The current quiet periods are as follows:
- 40 days following the date of the initial public offering for managers or co-managers and 25 days after the offering for other underwriters or dealers;
- 10 days following a follow-on offering; and
- 15 days before and after expiration, waiver or termination of a lock-up agreement.
Under the proposed rules, the quiet period would be a minimum of 10 days after an IPO for all managers, co-managers, underwriters and dealers. Follow-on offerings and lock-up expirations, waivers and terminations would no longer trigger a quiet period. Firms still would be required to comply with any additional quiet periods that are separately imposed by the federal securities laws. For example, underwriters may continue to maintain a longer quiet period for an IPO during the 25-day prospectus delivery period.2 While prohibitions would be eliminated for follow-on offerings and be shortened to end well within the 30-day period for most over-allotment options granted in the context of IPOs, firms may also consider revisiting their internal policies for maintaining a quiet period for research while an option to purchase additional securities is still unexercised.
As stated in the Regulatory Notice, FINRA has proposed these changes because it “believes that research issued during such periods potentially offers valuable market information, and the other provisions of the research rules and SEC Regulation AC provide sufficient protection that such research will honestly reflect the analyst’s beliefs and be free from other conflicts that would undermine the value or integrity of research issued during these periods.”
The proposed rule will not retain the exception that is currently incorporated in the existing NASD and NYSE rules for research responding to “significant news or events.” This may not be of much significance, though, given the limited scope of the proposed quiet period and the fact that many underwriters have generally been wary of relying on the exception in practice.
The rule if adopted could lead to changes in the standard lock-up agreement used in IPOs and follow-on equity offerings. Currently, lock-up periods granted by companies, selling shareholders, directors and officers in the context of underwritings are frequently extended so as not to result in a research quiet period if the company intends to release earnings results or if material news or a material event relating to the company occurs within 16 or 17 days of the expiration of the lock-up agreement.3 If the rule is enacted as proposed, it may lead to the elimination of such extension periods, which had been added following the enactment of the existing rules so that investment banks could publish research about earnings releases or material events at the time of a lock-up expiration, waiver or termination. These extensions would no longer be necessary given that lock-up expirations, waivers and terminations would no longer trigger a quiet period. Further, the general reluctance of underwriters to provide waivers or releases from lock-ups prior to their termination may also diminish as underwriters will not have to be concerned about such waiver or release leading to a black-out on research coverage by the underwriters participating in an offering.
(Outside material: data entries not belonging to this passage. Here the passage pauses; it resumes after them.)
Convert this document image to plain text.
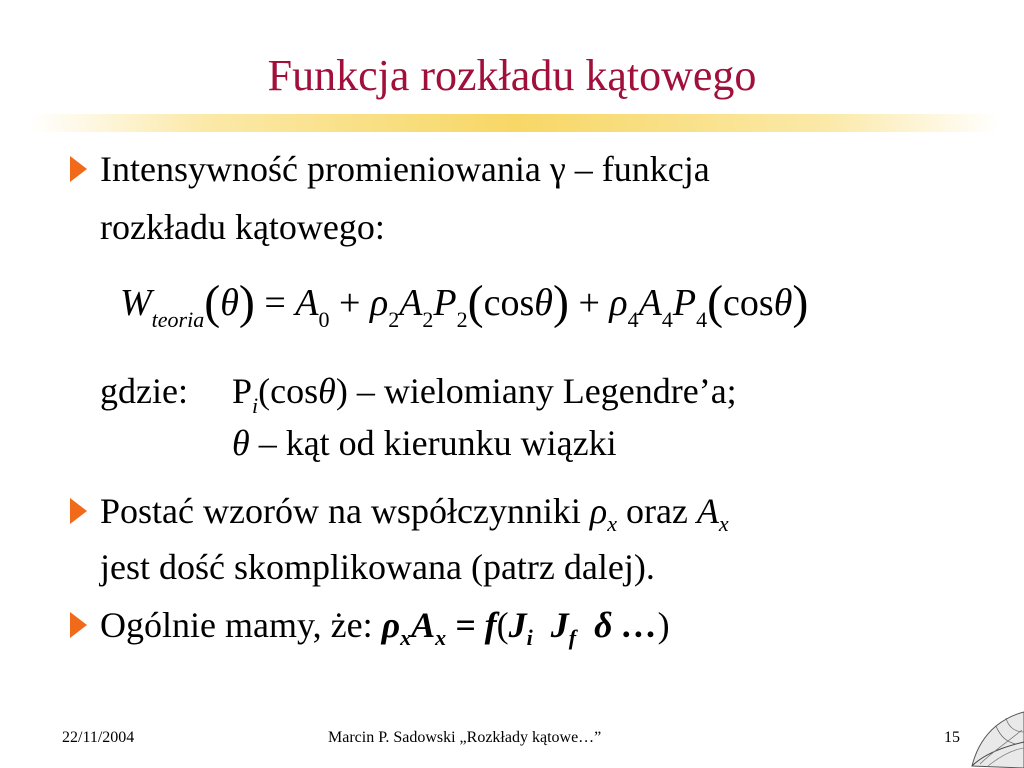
Funkcja rozkładu kątowego
Intensywność promieniowania γ – funkcja
rozkładu kątowego:
$W_{teoria}(\theta) = A_0 + \rho_2A_2P_2(\cos\theta) + \rho_4A_4P_4(\cos\theta)$
gdzie: $P_i(\cos\theta)$ – wielomiany Legendre’a;
θ – kąt od kierunku wiązki
Postać wzorów na współczynniki $\rho_x$ oraz $A_x$
jest dość skomplikowana (patrz dalej).
Ogólnie mamy, że: $\rho_xA_x = f(J_i$ $J_f$ δ …)
22/11/2004	Marcin P. Sadowski „Rozkłady kątowe…”	15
The proposed elimination of the quiet period for follow-on offerings will have less of an impact on issuers with “actively-traded securities” within the meaning of Rule 101 of Regulation M (securities that have an average daily trading volume of at least $1 million and public float of at least $150 million),4 as the existing quiet period rules provide relief for the publication and distribution of research relating to such issuers.5
In addition to the changes to the quiet periods, the proposed rule would broaden the obligations on member firms to identify and manage research conflicts and require firms to establish, maintain and enforce general policies and procedures related to the preparation, content and distribution of research reports and public appearances by research analysts. The standards that firms are required to adopt in such policies and procedures largely maintain the existing proscriptions regarding research analyst conduct.
Comments on the proposed rule must be received by FINRA no later than November 14, 2008. Before becoming effective, a proposed rule must be authorized for filing with the SEC by the FINRA Board of Governors, and then must be approved by the SEC, following publication for public comment in the Federal Register.